Late, great landscape painter Wilson Hurley to be featured in TV narrative “Envisioning the West,” airing Sunday on OETA
Acclaimed Tulsa-born landscape painter Wilson Hurley (1924-2008) will be featured in a television narrative titled “Wilson Hurley: Envisioning the West” airing at 9:30 p.m. Sunday on local PBS station OETA.
Hurley is best known for creating the five massive triptych paintings titled “Windows to the West,” which hang in the National Cowboy & Western Heritage Museum’s Sam Noble Special Events Center.
The TV program is the companion piece to “Envisioning the West,” an exhibit on view in the museum’s the Atherton Alcove through March 30. The exhibit tells the story of how the Prix de West artist created the “The Wyoming Suite,” one of the “Windows to the West” triptychs.
The exhibit delves into how Hurley’s knowledge of topography and a special easel helped him paint the enormous, beautifully rendered triptychs. It focuses specifically on Hurley’s work on the “The Wyoming Suite,” which depicts the lower falls of Yellowstone Canyon.

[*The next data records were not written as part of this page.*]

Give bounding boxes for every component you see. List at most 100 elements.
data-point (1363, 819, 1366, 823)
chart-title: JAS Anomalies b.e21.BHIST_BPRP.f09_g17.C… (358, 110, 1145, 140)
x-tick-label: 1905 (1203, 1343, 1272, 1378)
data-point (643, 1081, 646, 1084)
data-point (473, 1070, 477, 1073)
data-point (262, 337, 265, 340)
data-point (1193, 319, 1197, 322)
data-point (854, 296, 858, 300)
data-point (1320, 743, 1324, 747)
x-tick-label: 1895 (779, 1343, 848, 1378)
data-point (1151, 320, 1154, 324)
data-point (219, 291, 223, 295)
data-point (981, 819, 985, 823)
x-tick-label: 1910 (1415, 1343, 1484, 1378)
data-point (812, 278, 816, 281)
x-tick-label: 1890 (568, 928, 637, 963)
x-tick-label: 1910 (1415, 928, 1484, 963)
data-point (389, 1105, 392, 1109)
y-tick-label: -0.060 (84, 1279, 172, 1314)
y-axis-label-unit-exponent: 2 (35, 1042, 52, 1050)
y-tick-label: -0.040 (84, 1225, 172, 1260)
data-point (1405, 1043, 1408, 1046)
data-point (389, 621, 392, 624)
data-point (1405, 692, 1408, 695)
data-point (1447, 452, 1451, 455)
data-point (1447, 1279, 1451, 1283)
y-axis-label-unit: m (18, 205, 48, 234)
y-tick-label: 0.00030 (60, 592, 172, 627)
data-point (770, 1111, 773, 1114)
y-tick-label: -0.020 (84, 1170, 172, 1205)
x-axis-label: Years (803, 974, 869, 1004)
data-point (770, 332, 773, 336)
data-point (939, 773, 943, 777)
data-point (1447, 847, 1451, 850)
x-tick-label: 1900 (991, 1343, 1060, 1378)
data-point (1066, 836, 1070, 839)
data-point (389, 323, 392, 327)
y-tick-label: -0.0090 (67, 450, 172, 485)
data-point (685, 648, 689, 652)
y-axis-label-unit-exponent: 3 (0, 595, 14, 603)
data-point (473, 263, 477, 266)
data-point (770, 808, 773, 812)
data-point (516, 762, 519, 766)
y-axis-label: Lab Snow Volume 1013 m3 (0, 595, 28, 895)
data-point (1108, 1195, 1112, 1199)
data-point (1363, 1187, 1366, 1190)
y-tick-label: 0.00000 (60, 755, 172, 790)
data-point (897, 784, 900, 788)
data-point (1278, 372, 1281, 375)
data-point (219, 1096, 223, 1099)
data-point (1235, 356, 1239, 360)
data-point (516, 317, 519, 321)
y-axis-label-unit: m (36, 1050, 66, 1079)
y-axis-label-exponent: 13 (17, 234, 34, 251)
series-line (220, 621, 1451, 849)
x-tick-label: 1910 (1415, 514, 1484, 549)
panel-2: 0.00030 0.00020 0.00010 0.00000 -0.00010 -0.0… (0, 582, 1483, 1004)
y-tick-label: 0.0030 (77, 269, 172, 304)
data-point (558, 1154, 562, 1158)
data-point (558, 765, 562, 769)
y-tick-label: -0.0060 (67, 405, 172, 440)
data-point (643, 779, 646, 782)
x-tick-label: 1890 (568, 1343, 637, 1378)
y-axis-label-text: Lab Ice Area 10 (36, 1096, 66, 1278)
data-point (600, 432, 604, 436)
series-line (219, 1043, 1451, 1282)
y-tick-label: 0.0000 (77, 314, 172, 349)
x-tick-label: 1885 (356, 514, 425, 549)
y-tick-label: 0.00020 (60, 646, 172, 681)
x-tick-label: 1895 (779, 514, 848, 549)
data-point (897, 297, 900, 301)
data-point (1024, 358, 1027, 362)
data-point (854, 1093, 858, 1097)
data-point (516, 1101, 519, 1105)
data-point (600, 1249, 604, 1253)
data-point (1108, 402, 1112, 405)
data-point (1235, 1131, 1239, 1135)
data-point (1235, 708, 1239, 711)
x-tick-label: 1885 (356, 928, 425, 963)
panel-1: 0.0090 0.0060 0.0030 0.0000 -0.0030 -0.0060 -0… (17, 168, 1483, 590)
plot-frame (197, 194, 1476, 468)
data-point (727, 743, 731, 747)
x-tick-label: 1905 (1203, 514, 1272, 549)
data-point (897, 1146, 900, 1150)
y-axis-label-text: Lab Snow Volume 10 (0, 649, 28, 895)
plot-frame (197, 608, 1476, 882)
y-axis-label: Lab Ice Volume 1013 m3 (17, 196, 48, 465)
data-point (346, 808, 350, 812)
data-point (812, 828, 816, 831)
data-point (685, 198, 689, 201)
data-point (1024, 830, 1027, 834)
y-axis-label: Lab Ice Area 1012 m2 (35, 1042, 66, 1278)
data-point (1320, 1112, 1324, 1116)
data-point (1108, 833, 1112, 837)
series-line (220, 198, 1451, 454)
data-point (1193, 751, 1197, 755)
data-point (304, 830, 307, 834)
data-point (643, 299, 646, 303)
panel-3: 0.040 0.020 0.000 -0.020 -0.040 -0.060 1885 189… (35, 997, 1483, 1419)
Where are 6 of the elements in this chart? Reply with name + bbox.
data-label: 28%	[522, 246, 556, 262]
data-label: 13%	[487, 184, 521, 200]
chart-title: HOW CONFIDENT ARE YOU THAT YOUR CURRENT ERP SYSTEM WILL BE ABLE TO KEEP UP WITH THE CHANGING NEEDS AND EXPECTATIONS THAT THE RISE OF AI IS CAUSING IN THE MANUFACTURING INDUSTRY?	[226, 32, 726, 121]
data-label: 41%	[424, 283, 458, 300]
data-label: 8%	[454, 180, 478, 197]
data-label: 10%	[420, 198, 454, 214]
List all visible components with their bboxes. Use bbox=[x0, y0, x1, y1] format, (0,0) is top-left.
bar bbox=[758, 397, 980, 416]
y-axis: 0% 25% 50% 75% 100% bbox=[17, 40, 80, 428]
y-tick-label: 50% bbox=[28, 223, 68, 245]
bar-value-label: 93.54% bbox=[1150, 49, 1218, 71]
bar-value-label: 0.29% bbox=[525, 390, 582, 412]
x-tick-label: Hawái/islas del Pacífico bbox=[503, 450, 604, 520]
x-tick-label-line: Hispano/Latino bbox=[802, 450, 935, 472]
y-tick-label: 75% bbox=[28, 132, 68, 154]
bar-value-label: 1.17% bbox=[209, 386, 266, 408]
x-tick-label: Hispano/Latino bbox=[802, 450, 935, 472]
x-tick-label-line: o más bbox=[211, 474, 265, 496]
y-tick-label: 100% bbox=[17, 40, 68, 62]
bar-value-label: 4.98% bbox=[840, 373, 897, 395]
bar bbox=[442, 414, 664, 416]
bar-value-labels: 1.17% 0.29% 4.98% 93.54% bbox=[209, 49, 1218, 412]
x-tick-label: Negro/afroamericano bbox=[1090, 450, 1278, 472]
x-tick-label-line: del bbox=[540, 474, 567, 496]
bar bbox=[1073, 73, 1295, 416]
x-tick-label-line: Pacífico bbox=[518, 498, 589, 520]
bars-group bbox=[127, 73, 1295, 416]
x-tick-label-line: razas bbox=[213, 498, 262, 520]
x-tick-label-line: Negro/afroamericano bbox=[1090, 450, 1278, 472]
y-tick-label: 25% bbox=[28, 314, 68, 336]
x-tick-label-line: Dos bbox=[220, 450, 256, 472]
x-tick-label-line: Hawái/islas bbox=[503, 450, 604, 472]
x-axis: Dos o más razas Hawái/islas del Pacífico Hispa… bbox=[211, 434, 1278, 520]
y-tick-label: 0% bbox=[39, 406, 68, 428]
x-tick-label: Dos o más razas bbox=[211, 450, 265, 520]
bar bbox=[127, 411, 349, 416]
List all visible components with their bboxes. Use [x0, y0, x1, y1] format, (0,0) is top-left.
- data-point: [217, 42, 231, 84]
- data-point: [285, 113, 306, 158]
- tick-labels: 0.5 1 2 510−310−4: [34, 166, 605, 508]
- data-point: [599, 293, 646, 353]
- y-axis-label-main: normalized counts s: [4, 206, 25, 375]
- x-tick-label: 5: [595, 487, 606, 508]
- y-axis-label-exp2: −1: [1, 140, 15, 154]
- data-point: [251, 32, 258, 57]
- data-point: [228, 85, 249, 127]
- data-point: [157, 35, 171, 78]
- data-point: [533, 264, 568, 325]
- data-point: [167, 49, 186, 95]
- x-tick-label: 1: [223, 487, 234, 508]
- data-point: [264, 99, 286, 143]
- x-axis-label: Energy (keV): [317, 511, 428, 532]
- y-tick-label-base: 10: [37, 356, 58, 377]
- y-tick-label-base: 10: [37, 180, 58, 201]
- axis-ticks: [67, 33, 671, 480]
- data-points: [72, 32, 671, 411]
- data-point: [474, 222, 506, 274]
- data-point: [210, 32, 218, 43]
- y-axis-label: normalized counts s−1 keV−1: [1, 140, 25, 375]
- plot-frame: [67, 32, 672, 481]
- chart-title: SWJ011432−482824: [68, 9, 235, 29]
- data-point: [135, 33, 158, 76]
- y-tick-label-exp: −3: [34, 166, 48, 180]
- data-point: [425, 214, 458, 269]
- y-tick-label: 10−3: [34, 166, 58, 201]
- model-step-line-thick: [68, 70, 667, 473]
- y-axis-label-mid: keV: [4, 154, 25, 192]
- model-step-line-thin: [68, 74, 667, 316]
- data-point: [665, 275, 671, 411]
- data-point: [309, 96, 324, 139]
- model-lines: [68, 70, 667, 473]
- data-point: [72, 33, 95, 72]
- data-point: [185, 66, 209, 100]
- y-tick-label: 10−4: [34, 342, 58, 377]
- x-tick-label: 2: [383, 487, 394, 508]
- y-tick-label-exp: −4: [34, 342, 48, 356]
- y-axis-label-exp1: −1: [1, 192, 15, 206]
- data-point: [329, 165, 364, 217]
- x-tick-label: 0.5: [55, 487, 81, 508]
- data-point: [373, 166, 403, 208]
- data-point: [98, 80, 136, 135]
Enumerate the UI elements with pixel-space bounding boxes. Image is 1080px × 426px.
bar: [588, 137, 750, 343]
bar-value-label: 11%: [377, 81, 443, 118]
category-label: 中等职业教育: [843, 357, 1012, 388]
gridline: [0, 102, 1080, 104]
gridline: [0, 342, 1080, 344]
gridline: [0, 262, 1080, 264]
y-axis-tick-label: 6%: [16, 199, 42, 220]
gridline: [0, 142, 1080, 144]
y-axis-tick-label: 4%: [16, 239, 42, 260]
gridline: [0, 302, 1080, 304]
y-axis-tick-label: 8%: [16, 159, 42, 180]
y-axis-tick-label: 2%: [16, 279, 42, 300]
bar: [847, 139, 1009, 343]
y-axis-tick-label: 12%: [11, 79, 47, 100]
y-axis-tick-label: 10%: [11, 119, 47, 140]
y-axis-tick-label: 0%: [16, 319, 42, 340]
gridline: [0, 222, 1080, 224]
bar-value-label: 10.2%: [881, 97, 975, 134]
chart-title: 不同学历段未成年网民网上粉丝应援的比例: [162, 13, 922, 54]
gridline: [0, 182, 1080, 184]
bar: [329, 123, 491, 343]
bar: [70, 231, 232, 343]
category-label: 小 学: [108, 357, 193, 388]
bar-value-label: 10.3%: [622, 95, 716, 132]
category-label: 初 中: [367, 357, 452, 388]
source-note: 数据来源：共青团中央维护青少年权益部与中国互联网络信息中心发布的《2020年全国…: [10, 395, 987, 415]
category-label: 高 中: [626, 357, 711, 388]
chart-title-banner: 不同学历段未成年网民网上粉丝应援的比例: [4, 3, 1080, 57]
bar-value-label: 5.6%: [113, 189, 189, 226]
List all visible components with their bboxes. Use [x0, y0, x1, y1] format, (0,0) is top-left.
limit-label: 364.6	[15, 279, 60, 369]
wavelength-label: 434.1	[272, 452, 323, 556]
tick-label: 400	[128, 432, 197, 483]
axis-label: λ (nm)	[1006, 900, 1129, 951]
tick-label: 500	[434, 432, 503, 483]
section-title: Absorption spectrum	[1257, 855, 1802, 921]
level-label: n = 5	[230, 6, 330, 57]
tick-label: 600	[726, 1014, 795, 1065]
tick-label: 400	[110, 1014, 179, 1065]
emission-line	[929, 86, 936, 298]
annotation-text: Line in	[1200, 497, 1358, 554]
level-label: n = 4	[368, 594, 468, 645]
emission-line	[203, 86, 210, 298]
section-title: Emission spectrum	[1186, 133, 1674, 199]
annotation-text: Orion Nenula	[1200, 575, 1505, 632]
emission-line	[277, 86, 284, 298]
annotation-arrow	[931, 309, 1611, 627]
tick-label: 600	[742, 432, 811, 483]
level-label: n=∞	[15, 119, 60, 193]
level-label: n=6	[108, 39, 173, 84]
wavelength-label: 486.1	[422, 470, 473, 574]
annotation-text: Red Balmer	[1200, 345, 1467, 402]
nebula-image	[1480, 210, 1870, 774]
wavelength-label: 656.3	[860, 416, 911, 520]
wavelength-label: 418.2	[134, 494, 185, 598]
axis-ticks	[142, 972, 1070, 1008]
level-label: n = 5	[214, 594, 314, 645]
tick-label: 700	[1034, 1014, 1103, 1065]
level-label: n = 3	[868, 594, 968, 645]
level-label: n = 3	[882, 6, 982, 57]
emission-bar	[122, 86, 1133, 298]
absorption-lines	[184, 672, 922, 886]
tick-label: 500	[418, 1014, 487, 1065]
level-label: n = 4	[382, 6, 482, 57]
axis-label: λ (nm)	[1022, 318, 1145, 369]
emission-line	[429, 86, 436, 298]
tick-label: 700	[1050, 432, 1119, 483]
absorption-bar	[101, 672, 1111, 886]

The idea to honor the late artist and his immense contributions to art world originated with Gerrianne Schaad, director of the museum’s Dickinson Research Center, and she hired Mary Blood-Suto (formerly McEntire) to produce a TV narrative to accompany the exhibit.
“Hurley was also an author, a lecturer, an aviator, a banker, a lawyer, and a soldier” says Schaad in a news release. “Everything he experienced added a new dimension to his painting and his life.”
Hurley was born in Tulsa but moved as a young boy to Virginia when his father, Gen. Patrick Hurley, became President Hoover’s secretary of war. The family later moved to New Mexico, where he was exposed to great artists, graduated from high school and made his home.
Hurley died in 2008, about a year after being diagnosed with Lou Gehrig’s disease. He was 84.
Blood-Suto, who attended Putnam Schools and graduated from the University of Oklahoma, has returned to live in Oklahoma City after a 27-year absence, and she was pleased to help share the story of an Oklahoma-born icon.
“It was such an honor to write and produce Wilson’s story and it was a great welcome home,” says Blood-Suto in the release. “I hope the viewers will be pleased and it will inspire them to visit the museum to see more on Hurley and other great artists.”